ADAM GORNEY (West Coast/National): I don't want to say USC has it easy with local kids, but yeah, it kind of does. The Trojans basically pick and choose who they want to seriously recruit and then a lot of those top prospects end up committing. Even kids who had other favorites and USC came in a little later, those guys end up playing for the Trojans. Not only do those kids get a chance to experience Los Angeles but they all talk about growing up watching Reggie Bush, Matt Leinart or Troy Polamalu, and they want to play on the biggest stage as well. UCLA does not have the history and tradition of USC and being in Westwood hurts them with kids who play or live closer to downtown LA. USC has the history and tradition, the glitz and glamour, now a turnaround story and Rose Bowl win under Clay Helton and the location. All those are tough to beat.
JOSH HELMHOLDT (Midwest): Ohio State's NFL Draft success is the best selling point on the recruiting trail right now. Having five first-round draft picks, and 12 drafted overall, in 2016 grabbed a lot of pub, and rightly so. But, putting three more players into the first round in 2017 may be even more impactful on the recruiting trail because it shows a trend, and that 2016 was not an aberration. Every college prospect wants to be an NFL Draft pick, and Urban Meyer has an easy job selling his program's ability to get players to the NFL right now.
NICK KRUEGER (Texas): Since my region is only one state, I could argue that SMU is in a pretty cool corner of Dallas, and Houston’s campus isn’t too far away from the metro area of its namesake. However, I think that the atmosphere at Kyle Field at Texas A&M on gameday is the consensus No. 1 thing that always impresses recruits and leaves them imagining themselves playing in that atmosphere. Texas is pumping a ton of money into facility renovation, as is Oklahoma - if I were to expand my scope to the Big 12 - and when those two projects are done, they may be what I hear about most from prospects. For now, the Aggies still have the mojo as an SEC program that gets a packed house and a rocking stadium week-in and week-out.

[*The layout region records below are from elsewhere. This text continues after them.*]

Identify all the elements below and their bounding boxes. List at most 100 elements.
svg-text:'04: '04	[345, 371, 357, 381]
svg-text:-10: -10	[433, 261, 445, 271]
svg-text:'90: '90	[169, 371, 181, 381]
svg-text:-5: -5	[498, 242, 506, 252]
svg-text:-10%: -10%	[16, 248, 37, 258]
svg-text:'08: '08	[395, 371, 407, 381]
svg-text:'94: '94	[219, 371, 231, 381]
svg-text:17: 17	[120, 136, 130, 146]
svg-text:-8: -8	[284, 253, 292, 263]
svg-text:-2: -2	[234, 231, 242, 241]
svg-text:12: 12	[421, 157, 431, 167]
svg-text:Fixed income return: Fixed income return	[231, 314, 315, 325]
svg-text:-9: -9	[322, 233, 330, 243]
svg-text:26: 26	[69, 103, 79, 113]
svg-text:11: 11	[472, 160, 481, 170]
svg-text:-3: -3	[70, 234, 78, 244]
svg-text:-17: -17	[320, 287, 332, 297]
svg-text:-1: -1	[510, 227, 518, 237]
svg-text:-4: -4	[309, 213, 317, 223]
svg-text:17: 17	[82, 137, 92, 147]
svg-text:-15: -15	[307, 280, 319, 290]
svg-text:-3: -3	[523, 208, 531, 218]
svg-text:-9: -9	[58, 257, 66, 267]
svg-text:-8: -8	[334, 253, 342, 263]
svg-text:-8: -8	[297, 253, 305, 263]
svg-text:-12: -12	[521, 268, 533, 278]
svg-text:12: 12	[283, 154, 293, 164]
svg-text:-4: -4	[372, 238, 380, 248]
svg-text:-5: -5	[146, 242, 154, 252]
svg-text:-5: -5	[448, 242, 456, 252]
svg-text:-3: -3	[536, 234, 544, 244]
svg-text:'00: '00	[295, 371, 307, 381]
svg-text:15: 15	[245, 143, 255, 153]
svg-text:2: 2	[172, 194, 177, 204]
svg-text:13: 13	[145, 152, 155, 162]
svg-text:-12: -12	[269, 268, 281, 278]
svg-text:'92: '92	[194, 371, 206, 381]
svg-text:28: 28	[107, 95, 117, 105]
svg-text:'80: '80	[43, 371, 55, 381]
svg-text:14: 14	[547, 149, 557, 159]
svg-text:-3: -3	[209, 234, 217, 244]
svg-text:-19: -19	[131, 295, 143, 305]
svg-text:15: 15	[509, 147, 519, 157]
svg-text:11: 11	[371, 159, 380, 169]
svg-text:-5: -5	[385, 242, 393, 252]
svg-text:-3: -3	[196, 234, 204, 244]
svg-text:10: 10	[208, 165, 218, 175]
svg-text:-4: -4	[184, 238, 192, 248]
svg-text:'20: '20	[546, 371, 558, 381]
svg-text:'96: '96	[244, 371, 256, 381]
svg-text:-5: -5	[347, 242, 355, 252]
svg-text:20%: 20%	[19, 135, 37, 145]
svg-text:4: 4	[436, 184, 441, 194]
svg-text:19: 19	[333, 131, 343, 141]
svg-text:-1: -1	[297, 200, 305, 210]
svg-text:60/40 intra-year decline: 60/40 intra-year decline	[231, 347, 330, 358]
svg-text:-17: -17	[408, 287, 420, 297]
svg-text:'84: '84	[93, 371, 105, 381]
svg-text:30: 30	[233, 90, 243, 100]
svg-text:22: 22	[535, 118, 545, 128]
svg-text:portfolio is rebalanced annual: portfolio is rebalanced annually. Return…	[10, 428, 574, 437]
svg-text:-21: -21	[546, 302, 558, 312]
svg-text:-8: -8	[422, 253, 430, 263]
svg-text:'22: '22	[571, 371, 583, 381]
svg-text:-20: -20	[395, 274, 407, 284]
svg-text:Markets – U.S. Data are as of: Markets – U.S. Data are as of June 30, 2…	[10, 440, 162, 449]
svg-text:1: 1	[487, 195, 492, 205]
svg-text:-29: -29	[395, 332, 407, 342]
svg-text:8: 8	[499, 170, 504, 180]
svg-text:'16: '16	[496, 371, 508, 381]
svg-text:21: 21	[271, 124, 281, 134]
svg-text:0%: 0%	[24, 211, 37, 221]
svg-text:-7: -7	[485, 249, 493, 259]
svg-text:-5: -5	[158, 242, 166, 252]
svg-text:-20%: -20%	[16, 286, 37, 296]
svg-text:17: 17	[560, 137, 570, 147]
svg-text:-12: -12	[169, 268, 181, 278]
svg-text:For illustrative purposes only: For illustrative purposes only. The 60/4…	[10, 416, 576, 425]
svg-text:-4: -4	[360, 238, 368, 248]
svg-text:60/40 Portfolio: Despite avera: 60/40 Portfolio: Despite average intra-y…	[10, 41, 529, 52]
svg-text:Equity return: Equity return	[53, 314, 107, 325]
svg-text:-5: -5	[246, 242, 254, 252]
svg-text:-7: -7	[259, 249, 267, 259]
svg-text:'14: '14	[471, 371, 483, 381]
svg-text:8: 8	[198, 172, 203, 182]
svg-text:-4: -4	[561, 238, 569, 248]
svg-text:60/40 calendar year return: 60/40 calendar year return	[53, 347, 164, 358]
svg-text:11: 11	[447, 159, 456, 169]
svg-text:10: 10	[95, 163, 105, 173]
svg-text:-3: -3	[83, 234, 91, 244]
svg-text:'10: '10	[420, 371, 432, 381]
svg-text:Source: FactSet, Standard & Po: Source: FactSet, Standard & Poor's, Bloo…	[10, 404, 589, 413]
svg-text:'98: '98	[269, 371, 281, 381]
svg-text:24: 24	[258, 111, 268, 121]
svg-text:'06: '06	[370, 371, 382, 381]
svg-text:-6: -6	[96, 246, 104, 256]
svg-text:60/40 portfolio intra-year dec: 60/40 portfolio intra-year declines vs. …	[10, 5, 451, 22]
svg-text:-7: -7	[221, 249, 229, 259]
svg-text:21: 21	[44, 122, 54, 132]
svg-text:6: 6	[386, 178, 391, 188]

CHAD SIMMONS (Southeast): Alabama. It is all about two things when kids are recruited by Alabama — winning and getting to the NFL. Alabama does both as well as anyone in the country. Alabama sells itself. You look up right now around seven months away from signing day and you see the Crimson Tide at No. 11 in the SEC and No. 50 overall — you know that will change. You will look up in February and Nick Saban's program will be at or near the top. Possibly the biggest reason why is the rate at which Alabama sends players to the NFL. And, of course, how the Tide wins at an extremely high level.
WOODY WOMMACK (Southeast): Clemson's run of winning combined with upgraded facilities and a player's coach in Dabo Swinney seems to be the trifecta when it comes to a pitch to elite recruits. The Tigers' runs to back-to-back national championship games have shown recruits that their success is no fluke and given the campuses proximity to Atlanta it's becoming easier for them to recruit nationally.